Instead of the usual pregnancy panic, expecting mothers experience a heightened pregnancy problem – a pandemic. If pregnancy weren’t stressful enough, pregnant women are worried about the effects of COVID-19 on their pregnancy.
Their questions lie in line with whether I have a healthy pregnancy, where I can give birth if not in the hospital, and how I can ensure my baby’s health. This worry and anxiety are not helping anybody. It is taking an emotional and mental toll on our pregnant mothers in a time supposedly for celebration and joy.

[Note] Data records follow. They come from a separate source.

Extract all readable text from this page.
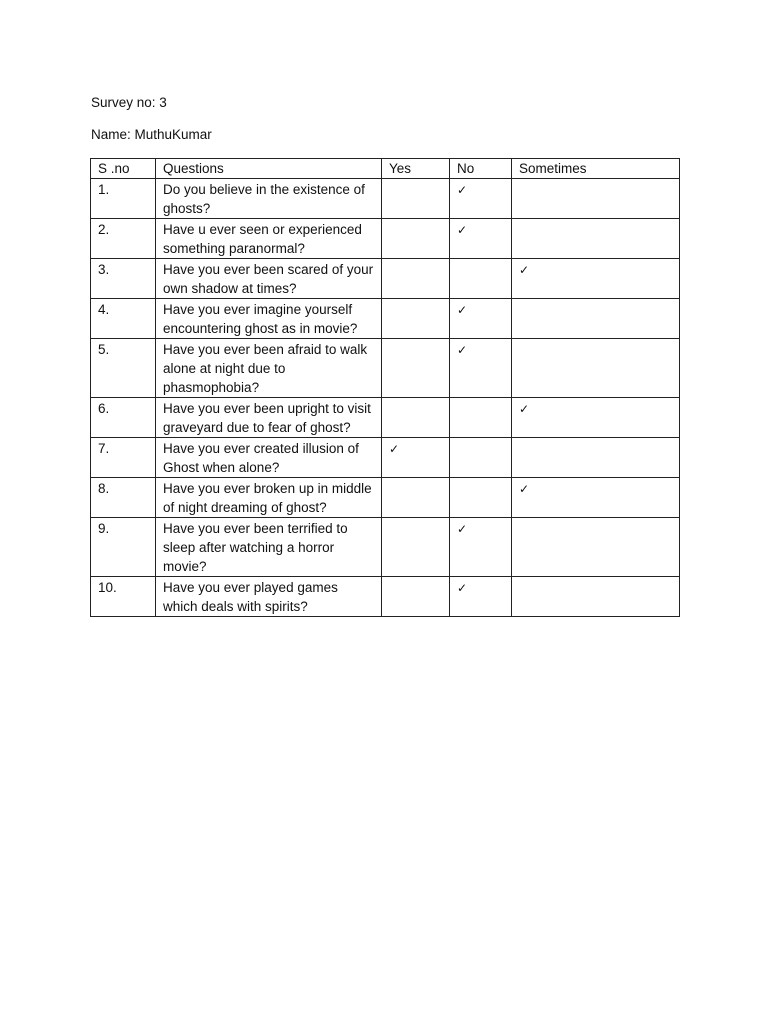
Survey no: 3
Name: MuthuKumar
S .no	Questions	Yes	No	Sometimes
1.	Do you believe in the existence of ghosts?		✓	
2.	Have u ever seen or experienced something paranormal?		✓	
3.	Have you ever been scared of your own shadow at times?			✓
4.	Have you ever imagine yourself encountering ghost as in movie?		✓	
5.	Have you ever been afraid to walk alone at night due to phasmophobia?		✓	
6.	Have you ever been upright to visit graveyard due to fear of ghost?			✓
7.	Have you ever created illusion of Ghost when alone?	✓		
8.	Have you ever broken up in middle of night dreaming of ghost?			✓
9.	Have you ever been terrified to sleep after watching a horror movie?		✓	
10.	Have you ever played games which deals with spirits?		✓	
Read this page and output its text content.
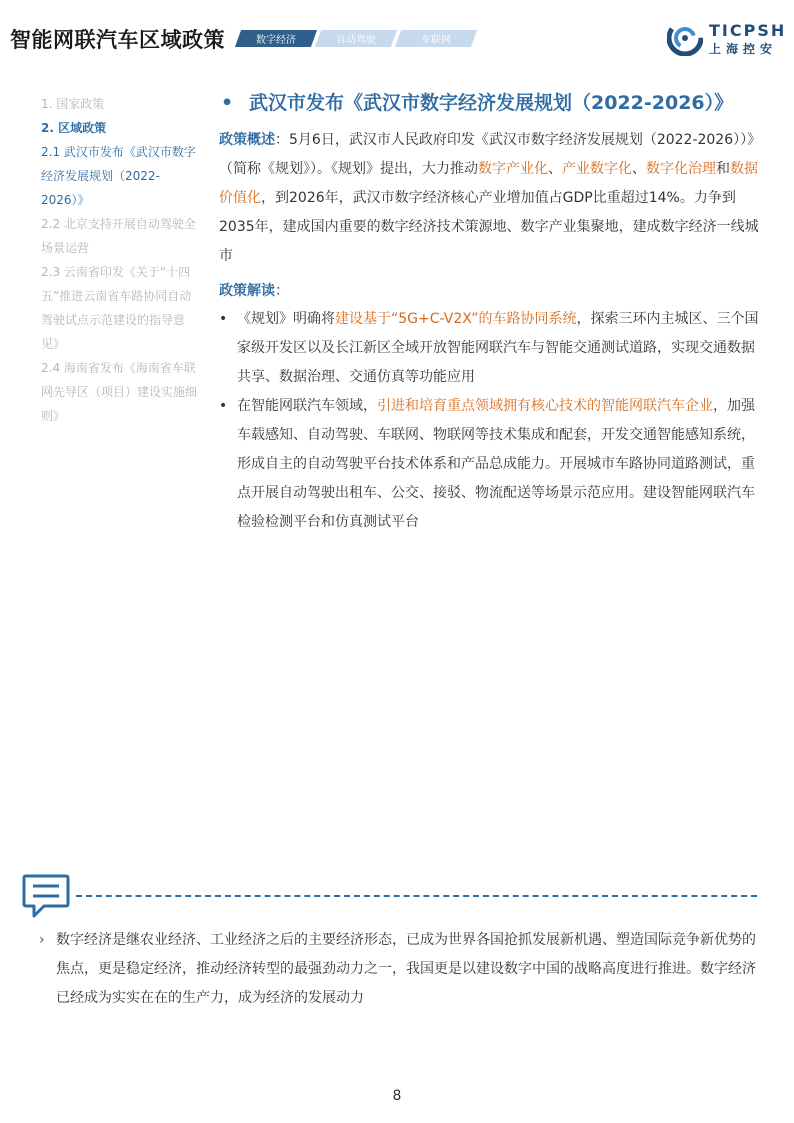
智能网联汽车区域政策	数字经济	自动驾驶	车联网
TICPSH
上海控安
1. 国家政策
2. 区域政策
2.1 武汉市发布《武汉市数字经济发展规划（2022-2026）》
2.2 北京支持开展自动驾驶全场景运营
2.3 云南省印发《关于“十四五”推进云南省车路协同自动驾驶试点示范建设的指导意见》
2.4 海南省发布《海南省车联网先导区（项目）建设实施细则》
• 武汉市发布《武汉市数字经济发展规划（2022-2026）》

政策概述：5月6日，武汉市人民政府印发《武汉市数字经济发展规划（2022-2026））》（简称《规划》）。《规划》提出，大力推动数字产业化、产业数字化、数字化治理和数据价值化，到2026年，武汉市数字经济核心产业增加值占GDP比重超过14%。力争到2035年，建成国内重要的数字经济技术策源地、数字产业集聚地，建成数字经济一线城市

政策解读：

• 《规划》明确将建设基于“5G+C-V2X”的车路协同系统，探索三环内主城区、三个国家级开发区以及长江新区全域开放智能网联汽车与智能交通测试道路，实现交通数据共享、数据治理、交通仿真等功能应用
• 在智能网联汽车领域，引进和培育重点领域拥有核心技术的智能网联汽车企业，加强车载感知、自动驾驶、车联网、物联网等技术集成和配套，开发交通智能感知系统，形成自主的自动驾驶平台技术体系和产品总成能力。开展城市车路协同道路测试，重点开展自动驾驶出租车、公交、接驳、物流配送等场景示范应用。建设智能网联汽车检验检测平台和仿真测试平台
› 数字经济是继农业经济、工业经济之后的主要经济形态，已成为世界各国抢抓发展新机遇、塑造国际竞争新优势的焦点，更是稳定经济，推动经济转型的最强劲动力之一，我国更是以建设数字中国的战略高度进行推进。数字经济已经成为实实在在的生产力，成为经济的发展动力
8
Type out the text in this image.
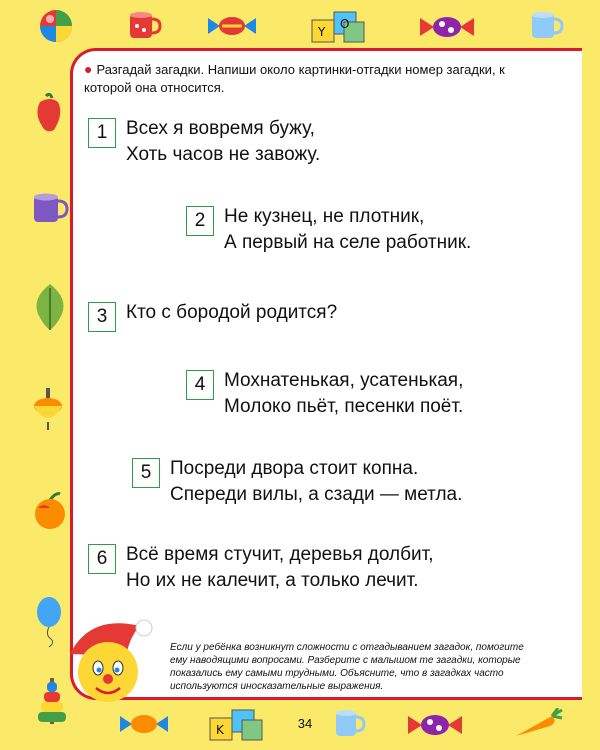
Y
O
● Разгадай загадки. Напиши около картинки-отгадки номер загадки, к которой она относится.
1 Всех я вовремя бужу,
Хоть часов не завожу.
2 Не кузнец, не плотник,
А первый на селе работник.
3 Кто с бородой родится?
4 Мохнатенькая, усатенькая,
Молоко пьёт, песенки поёт.
5 Посреди двора стоит копна.
Спереди вилы, а сзади — метла.
6 Всё время стучит, деревья долбит,
Но их не калечит, а только лечит.
Если у ребёнка возникнут сложности с отгадыванием загадок, помогите ему наводящими вопросами. Разберите с малышом те загадки, которые показались ему самыми трудными. Объясните, что в загадках часто используются иносказательные выражения.
K	34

We can still do our best to have a healthy pregnancy. Robyn Horsager-Boehrer, M.D. gave a powerful reassurance to the worrying expectant mothers during this time. “It’s normal to have fears and questions in uncertain times, and we are here to support you,” she says.
Eat Good Food
Junk food and comfort food may help us soothe the stresses but keep introducing healthy food to your diet. Sneak in a few sweets, but don’t forget to eat your leafy greens, proteins, vitamins, and minerals to your daily meals.
Since stress comes from this feeling of helplessness or restlessness, pregnant women should find recreation in mindfulness activities. Practicing yoga, meditation, or other forms of exercise helps.
A simple breathing exercise expectant mothers can perform is the 4-7-8 rule. They will inhale for four seconds. Then, hold the breath for seven seconds. Finally, exhale for eight seconds. Mindful breathing can help us get a sense of control even if it is our breathing, and later on, it will help us keep calm.
During these times, pregnant moms need to rest more than ever. Make sure to get peaceful sleep around seven to eight hours each day. To get enough sleep, try going to bed at a consistent time every day. Keep away from caffeinated beverages a couple of hours before bedtime, and stay away from social media or news. Doctors advise you to shut off your devices at least two hours before bed.
Skip The Baby Shower
We need to skip the baby shower or any social gathering, which will jeopardize social distancing. As an expecting mom, friends, and family will understand that it isn’t a priority. If you wish to push for a baby shower, creative ways to hold one is through an online party.
Obstetricians and midwives apply a similar strategy in sticking to regular check-ups. They use digital tools and technology to get in touch with patients and clients, which is the best next thing we can all do right now to avoid human contact.
A simple call or video conference can help mothers connect with their health practitioner. This simple conversation can ease a lot on a mother’s worried mind.
The uncertainty of the situation is challenging to deal with already. But, creating a pregnancy plan is also one of the ways to help. It enables pregnant women to gain a sense of control over the situation. Moms and partners should prepare who to call when it’s time.
Aside from readying the hospital bag, they should already know where to have the pregnancy and who will accompany mom. By having a plan, predictability is low, but it helps lay out a path to follow.
They should assess whether they want to carry out a home birth or have the baby in the hospital. Some parents fear contracting the virus in the hospital, given the sheer number of patients, but hospital protocols ensure the safety of other patients.
Relationship With Your Health Professional
Partners should build a healthy relationship with a supportive midwife or obstetrician. As doctors and nurses mostly handle COVID cases, they are the ones to focus their attention on your childbirth. Find a supportive birthing specialist, and don’t be afraid to ask them questions.
Pregnant women face extra emotional and mental stressors during this pandemic. To keep the mother and baby’s health in check, we must practice basic social distancing protocols. Among other tips that can help alleviate this stress on an expectant mom’s shoulders are taking care of their bodies. Healthy food and enough sleep can shoo away restless nights.
Meanwhile, mindfulness and a pregnancy plan consulted with your health provider will help you get that control you need. Things may be uncertain, but what we do to cope is still within our capabilities. To all expectant moms out there, we hope these tips helped you. You’ll do great!